Performance thresholds are minimum levels of acceptable performance, below which an executive would not get paid a performance-based incentive. The more an executive exceeds her target performance, the larger the award. Conversely, the size of the award drops off dramatically if performance is below target, usually at an exponential rate.
“The significant change that we are seeing is that with all of the added focus on board actions, companies are acting to set more realistic performance measures, with bottom levels of acceptability – performance thresholds – and to stick by them,” says Paul Dorf, managing director of Compensation Resources. “It’s not that the plans haven’t been in place, but that they are being more conscientiously adhered to.”
That’s due to a more vigilant governance culture spawned by intense media and investor scrutiny of executive pay. The pressure should rise as salaries continue to skyrocket, with CEO compensation up 30% over the last year and nearly 50% over the last two years, according to The Corporate Library.
“I don’t think there’s any doubt that boards are inclined to live to the letter of the compensation plan,” says Jim Henderson, a director on the management development and compensation committee at International Paper. “Certainly it isn’t automatic anymore that they would look beyond the minimum standards of performance and just follow what the CEOs recommend.” Henderson also serves on the boards of SBC Communications, Ryerson Tull, and Nanophase Technologies.
Minimum performance thresholds are almost universal in both annual incentive plans and multi-year cash- or equity-based long-term incentive plans. The thresholds in most cases are 70% or 80% of the performance target, which is usually a mixture of metrics such as cash flow or return on assets, depending on the industry.
In the past, boards often didn’t punish executives for not hitting their goals, rejiggering the pay after the fact so that executives didn’t feel shareholders’ pain. Directors were driven by retention considerations and a desire to compensate executives for their efforts, as opposed to a true pay-for-performance ethic.
Take Coca-Cola: In 2000 the board set high goals for CEO Douglas Daft to receive 1 million performance-based shares. But in May 2002, the board not only lowered the pay-for-performance bar to reflect lower earnings growth targets, but increased his salary 18% to %1.5 million, his bonus by 16% to $3.5 million, and his options grant to 1 million from 650,000 shares. The result, according to BusinessWeek, was that in a year when net operating revenues were essentially flat and shares fell 23%, he was the ninth-highest-paid CEO, with a total compensation package of $55 million.

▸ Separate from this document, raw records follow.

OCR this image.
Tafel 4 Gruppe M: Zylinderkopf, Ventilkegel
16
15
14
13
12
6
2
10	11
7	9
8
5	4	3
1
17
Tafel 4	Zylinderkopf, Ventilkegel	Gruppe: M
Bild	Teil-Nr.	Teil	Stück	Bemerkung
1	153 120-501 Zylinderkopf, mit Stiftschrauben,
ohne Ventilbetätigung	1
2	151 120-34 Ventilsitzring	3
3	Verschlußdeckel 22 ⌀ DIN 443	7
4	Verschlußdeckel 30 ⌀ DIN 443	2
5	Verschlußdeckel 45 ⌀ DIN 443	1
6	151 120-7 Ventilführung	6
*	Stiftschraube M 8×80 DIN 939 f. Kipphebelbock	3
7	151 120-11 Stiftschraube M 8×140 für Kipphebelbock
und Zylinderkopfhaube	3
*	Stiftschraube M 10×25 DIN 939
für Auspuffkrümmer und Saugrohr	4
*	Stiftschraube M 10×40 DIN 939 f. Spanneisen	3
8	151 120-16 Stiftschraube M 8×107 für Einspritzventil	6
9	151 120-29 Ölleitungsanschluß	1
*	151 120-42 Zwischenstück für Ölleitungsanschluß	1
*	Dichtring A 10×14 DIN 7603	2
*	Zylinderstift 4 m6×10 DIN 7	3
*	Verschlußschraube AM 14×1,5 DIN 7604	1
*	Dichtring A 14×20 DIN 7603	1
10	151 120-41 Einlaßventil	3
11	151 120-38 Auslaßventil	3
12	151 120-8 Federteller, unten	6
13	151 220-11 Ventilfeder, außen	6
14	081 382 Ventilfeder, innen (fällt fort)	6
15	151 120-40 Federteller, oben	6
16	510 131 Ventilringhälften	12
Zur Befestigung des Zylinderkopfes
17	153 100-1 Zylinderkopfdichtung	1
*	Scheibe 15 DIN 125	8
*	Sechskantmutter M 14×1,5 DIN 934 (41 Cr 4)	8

“If the results were not achieved, a lot of pressure was put on the comp committee to provide something for the efforts of the executives, and to ensure they stayed,” says Dorf. “The committee would capitulate and take one of three actions: lower the target and make the award anyway, lower the target and provide a reduced award, or provide an alternative such as additional grant of options or restricted stock.”
The inherent conflict is that shareholders expect to pay for results while executives often expect to get paid for effort, notes Dan Ryterband, managing director of Frederic W. Cook & Co., a compensation consultancy. “The most substantial effort is often exerted when times are toughest and performance has slipped,” he says.
Now boards are trying to anticipate unexpected circumstances and to specifically state what factors will be excluded from the performance measurement process such as changes in accounting principles and extraordinary and nonrecurring events.
“Boards are also attempting to build more flexibility into the performance measurement process to ensure that they can use more discretion in assessing the quality of the final result,” says Ryterband.
This is a departure from the way thresholds were once set. “In many instances, the setting of the performance targets was somewhat loosey-goosey and not totally realistic, nor necessarily tied to a strategic plan,” says Dorf. “In other words, in many instances they were driven from management, not top-down from the board.”
That is not to say that thresholds should be implemented in each and every situation. “I think that any compensation committee would feel that if really there were extenuating circumstances, they would consider compensating executives for their efforts,” says Henderson.